Pfizer eyes Zurich research potential
The world's largest pharmaceutical company, America's Pfizer, is looking to establish commercial links with Zurich's growing scientific research community.
A top Pfizer executive told swissinfo that the US giant is impressed with the "unique" research network set up recently by the Federal Institute of Technology (ETH) and the University of Zurich.
Dr Peter Corr, senior vice president for science and technology at Pfizer, attended the first Zurich Innovation Meeting on Monday, a forum designed to foster links between academia and industry.
"What makes Zurich unique is the close proximity and collaboration between basic research, applied research and clinical medicine," he told swissinfo.

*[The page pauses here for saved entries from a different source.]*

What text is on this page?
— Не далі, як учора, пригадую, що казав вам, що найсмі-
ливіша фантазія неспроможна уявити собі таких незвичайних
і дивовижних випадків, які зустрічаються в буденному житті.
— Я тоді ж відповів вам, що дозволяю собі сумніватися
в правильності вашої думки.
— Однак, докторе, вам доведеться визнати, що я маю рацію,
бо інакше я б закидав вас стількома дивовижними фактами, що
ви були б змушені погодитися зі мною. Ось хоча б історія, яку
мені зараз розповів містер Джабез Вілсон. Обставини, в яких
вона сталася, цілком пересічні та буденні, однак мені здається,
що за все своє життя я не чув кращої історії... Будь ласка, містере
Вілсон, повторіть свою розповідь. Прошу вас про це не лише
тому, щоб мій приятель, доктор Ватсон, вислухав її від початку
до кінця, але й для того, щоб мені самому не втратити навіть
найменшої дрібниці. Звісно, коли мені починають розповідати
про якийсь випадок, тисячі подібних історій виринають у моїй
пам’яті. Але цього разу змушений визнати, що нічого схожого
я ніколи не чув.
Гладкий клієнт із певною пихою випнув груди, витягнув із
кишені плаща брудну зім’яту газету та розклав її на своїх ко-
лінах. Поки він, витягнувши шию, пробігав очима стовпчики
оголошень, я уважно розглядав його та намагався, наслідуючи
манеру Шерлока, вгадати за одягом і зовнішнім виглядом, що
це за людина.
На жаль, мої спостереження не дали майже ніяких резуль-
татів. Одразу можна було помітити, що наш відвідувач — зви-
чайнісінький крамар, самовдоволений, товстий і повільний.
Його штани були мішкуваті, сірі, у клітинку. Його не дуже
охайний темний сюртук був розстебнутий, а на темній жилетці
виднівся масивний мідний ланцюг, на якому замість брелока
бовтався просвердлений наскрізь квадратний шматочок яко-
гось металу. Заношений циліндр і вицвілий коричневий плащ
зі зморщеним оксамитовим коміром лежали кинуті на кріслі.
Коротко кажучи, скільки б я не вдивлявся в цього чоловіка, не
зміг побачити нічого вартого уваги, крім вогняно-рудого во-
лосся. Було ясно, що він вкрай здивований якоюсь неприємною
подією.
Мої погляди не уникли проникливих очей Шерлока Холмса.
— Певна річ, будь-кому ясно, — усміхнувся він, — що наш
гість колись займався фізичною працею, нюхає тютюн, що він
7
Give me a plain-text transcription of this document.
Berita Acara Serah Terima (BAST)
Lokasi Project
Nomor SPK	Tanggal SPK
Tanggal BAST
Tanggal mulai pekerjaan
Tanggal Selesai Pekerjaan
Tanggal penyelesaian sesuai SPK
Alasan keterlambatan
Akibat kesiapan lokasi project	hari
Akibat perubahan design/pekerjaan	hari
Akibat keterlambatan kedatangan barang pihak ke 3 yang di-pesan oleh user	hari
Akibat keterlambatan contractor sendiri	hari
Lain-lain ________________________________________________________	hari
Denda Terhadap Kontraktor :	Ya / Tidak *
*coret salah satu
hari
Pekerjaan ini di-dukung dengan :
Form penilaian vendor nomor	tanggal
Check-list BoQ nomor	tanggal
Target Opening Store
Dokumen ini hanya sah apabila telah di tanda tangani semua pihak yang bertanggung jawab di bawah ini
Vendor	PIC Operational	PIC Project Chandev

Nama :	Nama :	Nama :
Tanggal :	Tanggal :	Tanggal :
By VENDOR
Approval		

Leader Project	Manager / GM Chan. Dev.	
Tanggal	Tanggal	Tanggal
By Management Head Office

"Science is very vibrant here and Zurich has a tremendous amount of talent and brain power.
"These meetings invariably lead to cooperation which can be very beneficial to both sides. We'd like to be able to be a partner here."
Corr said partnerships could amount to research collaborations, mutual development of technology or the development of new compounds into drugs.
Zurich is building up a global reputation in the field of natural sciences with the establishment the SystemsX initiative in conjunction with the University of Basel in 2004.
The umbrella organisation coordinates work in systems biology, the study of biological organisms, which plays an essential role in the development of new drugs.
Cancer Network Zurich, the Neuroscience Center Zurich and the Biotech Center Zurich are included in the SystemsX fold along with other competence centres in infectious diseases and metabolic diseases.
SystemsX works closely with the Zurich University hospital and the Technopark. In addition, work has started on converting ETH's Hönggerberg campus into an ambitious Science City project by 2010.
The developments have already attracted the attention of Swiss pharmaceutical giant Roche - in December the Basel-based firm agreed to pour an annual SFr2.1 million ($1.6 million) into a three-year project to research diabetes.
New ETH president Professor Ernst Hafen told the innovation meeting that he is determined to create more such partnerships in the future.
"In Switzerland, and especially in Zurich, we have a window of opportunity to build bridges between basic science and corporate research. Our basic goal is to strengthen this interaction," he said.
Corr believes Switzerland is on the verge of becoming a scientific innovation leader. But he warned that the Swiss government must back initiatives with money and support for education to avoid making the same mistakes as Germany.
"Germany used to be the medicine chest of the world with their pharmaceutical companies leading the way. But they have got it wrong in the past 15 years," he told swissinfo.
"They cut down on academic research and constantly pressured prices. They did not support pharma or biotech, leading to an exodus of molecular biologists.
"Switzerland is now standing on a crossroads and must decide which path it is going to take."
swissinfo, Matthew Allen in Zurich
SystemsX, a collaboration between ETH and the universities of Zurich and Basel, was given the green light to proceed in June 2004 when it was awarded a SFr10 million start-up budget by the Swiss Universities Conference.
Zurich is building clusters of competence centres in systems biology disciplines while a Centre of Biosystems Science and Engineering will be built in Basel.
Technopark Zurich, a foundation to support technology start-up companies, was founded in 1993.
The Neuroscience Center Zurich, the successor of Work Group in Neurobiology, was set up in 1998. Five years later Biotech Center Zurich sprang up.
The SFr400 million Science City project is due to be up and running at ETH Zurich's Hönggerberg campus in 2010, housing 1,000 students and researchers.
The first Zurich Innovation Meeting took place at the Stock exchange on April 3. The full day meeting was designed to bring academics and biomedical industry experts together to facilitate future collaborations.
US-based Pfizer is the world's largest pharmaceuticals company, with revenues of more than $51 billion last year (net income $8.085 billion).
In 2005 the company spent $7.4 billion on research and development and has more than 250 links with companies and academic institutions worldwide.